Skulpturen und Brunnen
Im gesamten Stadtgebiet sind unterschiedlichste Werke zu sehen. Die vielleicht klassischste und traditionellste steht direkt neben dem Rathaus am Ufer der Rodau. Der „Müllerborsch“ erinnert die Einwohnerinnen und Einwohner, aber auch die Gäste der Stadt an das jahrhundertealte Mühlenhandwerk, das noch heute mit der Tradition des „Müllerborsch“ fest in der Mühlheimer Seele verankert ist. Im Jahre 2000 konnte die Statue, dank einer großzügigen finanziellen Unterstützung durch die Sparkasse Langen-Seligenstadt, neben dem Rathaus aufgestellt werden, wo sie noch heute Jung und Alt erfreut.
Etwas moderner und expressionistischer präsentiert sich die Springbrunnenanlage im Rathausinnenhof.
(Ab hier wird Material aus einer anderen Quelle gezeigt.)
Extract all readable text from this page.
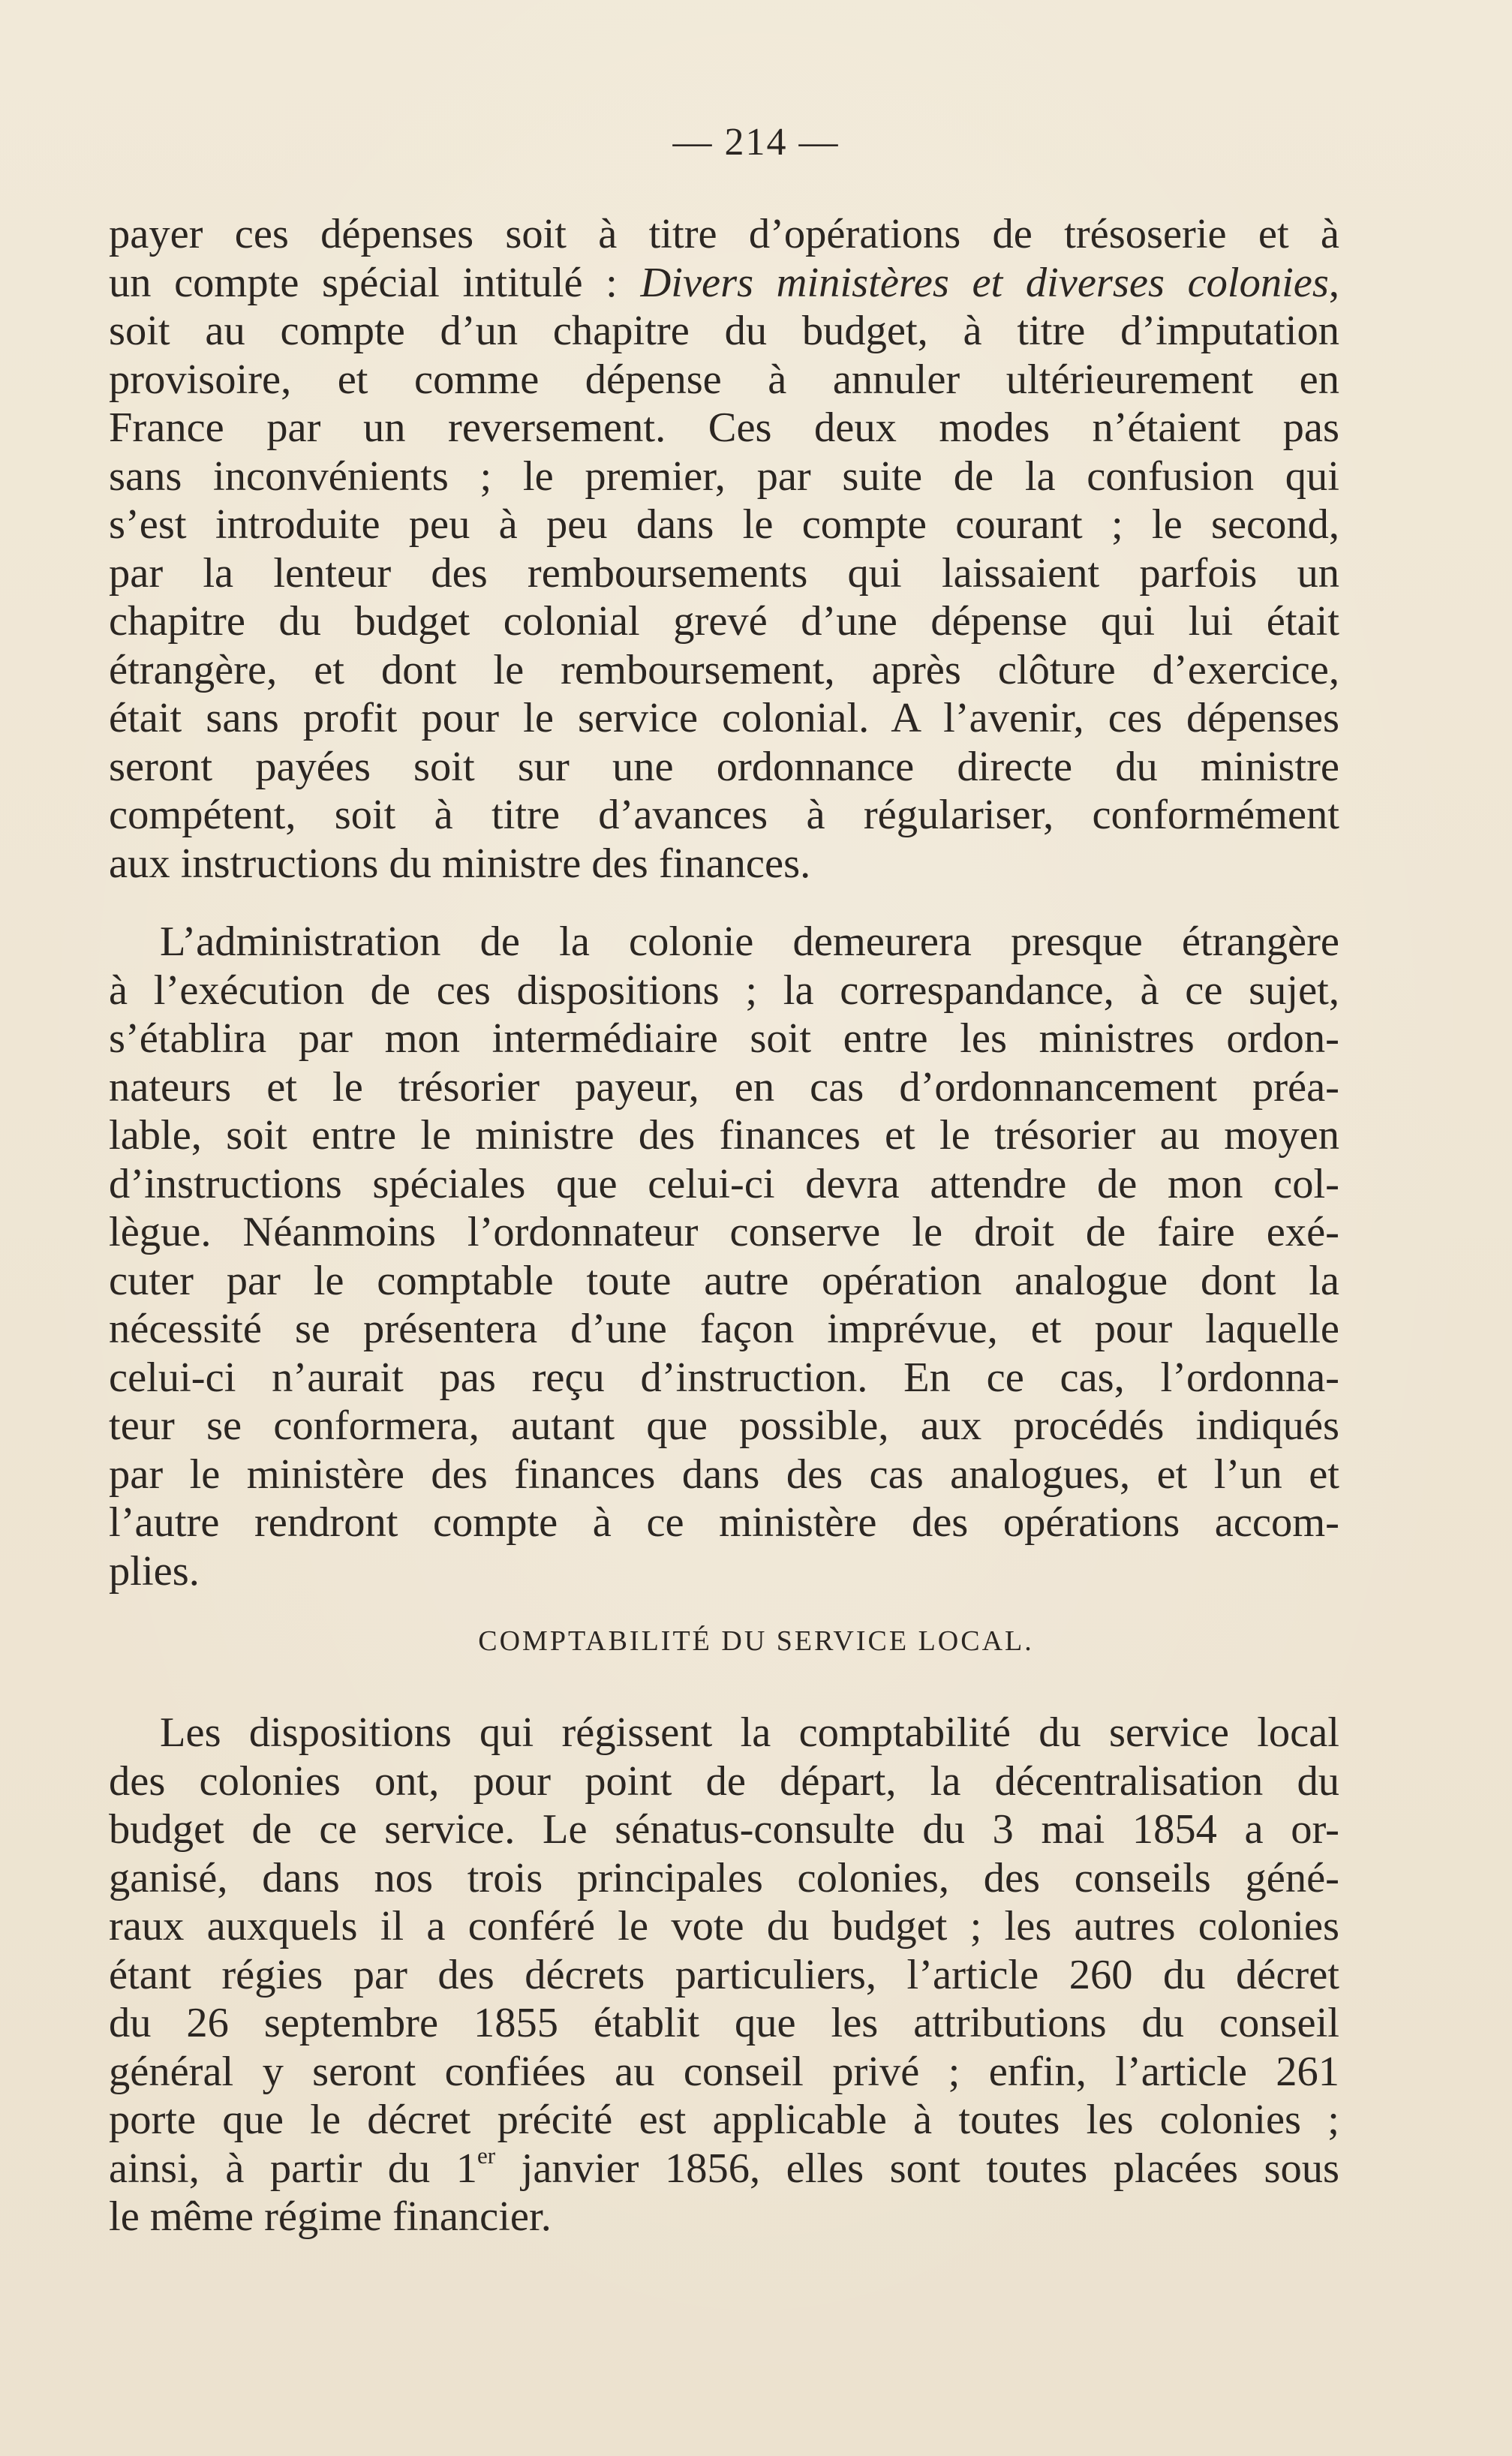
— 214 —
payer ces dépenses soit à titre d’opérations de trésoserie et à
un compte spécial intitulé : Divers ministères et diverses colonies,
soit au compte d’un chapitre du budget, à titre d’imputation
provisoire, et comme dépense à annuler ultérieurement en
France par un reversement. Ces deux modes n’étaient pas
sans inconvénients ; le premier, par suite de la confusion qui
s’est introduite peu à peu dans le compte courant ; le second,
par la lenteur des remboursements qui laissaient parfois un
chapitre du budget colonial grevé d’une dépense qui lui était
étrangère, et dont le remboursement, après clôture d’exercice,
était sans profit pour le service colonial. A l’avenir, ces dépenses
seront payées soit sur une ordonnance directe du ministre
compétent, soit à titre d’avances à régulariser, conformément
aux instructions du ministre des finances.
L’administration de la colonie demeurera presque étrangère
à l’exécution de ces dispositions ; la correspandance, à ce sujet,
s’établira par mon intermédiaire soit entre les ministres ordon-
nateurs et le trésorier payeur, en cas d’ordonnancement préa-
lable, soit entre le ministre des finances et le trésorier au moyen
d’instructions spéciales que celui-ci devra attendre de mon col-
lègue. Néanmoins l’ordonnateur conserve le droit de faire exé-
cuter par le comptable toute autre opération analogue dont la
nécessité se présentera d’une façon imprévue, et pour laquelle
celui-ci n’aurait pas reçu d’instruction. En ce cas, l’ordonna-
teur se conformera, autant que possible, aux procédés indiqués
par le ministère des finances dans des cas analogues, et l’un et
l’autre rendront compte à ce ministère des opérations accom-
plies.
COMPTABILITÉ DU SERVICE LOCAL.
Les dispositions qui régissent la comptabilité du service local
des colonies ont, pour point de départ, la décentralisation du
budget de ce service. Le sénatus-consulte du 3 mai 1854 a or-
ganisé, dans nos trois principales colonies, des conseils géné-
raux auxquels il a conféré le vote du budget ; les autres colonies
étant régies par des décrets particuliers, l’article 260 du décret
du 26 septembre 1855 établit que les attributions du conseil
général y seront confiées au conseil privé ; enfin, l’article 261
porte que le décret précité est applicable à toutes les colonies ;
ainsi, à partir du 1er janvier 1856, elles sont toutes placées sous
le même régime financier.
Der Brunnen wurde seinerzeit von Inge Hagner gestaltet und 1983 fertiggestellt. Seitdem bildet er das Herzstück des kreisrund angelegten Gebäudekomplexes. In verschiedenen Höhen treten die metallenen Wellenkörper aus dem roten Pflaster des Innenhofs hervor. Gerade im Sommer, wenn die Bäume ringsum in voller Pracht stehen, ergibt sich aus Sicht des Rathauses, aber auch beim bloßen Passieren, reichlich Gelegenheit zum Innehalten und Staunen.
Ebenso modern und expressionistisch muten die Skulpturen von Michael Tresser daher. In den Außenbereichen einer Wohnanlage an der Schillerstraße tummeln sich Schlange, Fisch und „Kobold“ und setzen verspielte und heitere Akzente. In seinen Figuren finden sich die Themen Natur, Umwelt und kindliche Unbeschwertheit wieder.
Auf einer kleinen Erhebung rechts der Fährenstraße in Richtung Main findet sich mit Blick auf die aufgehende Sonne ein Phoenix. Die Bronzeskulptur geht zurück auf den italienischen Künstler Gabriele Renzullo und wurde von einer Stiftung der Mühlheimer Eheleute Hilde Marie und Georg Rau gespendet.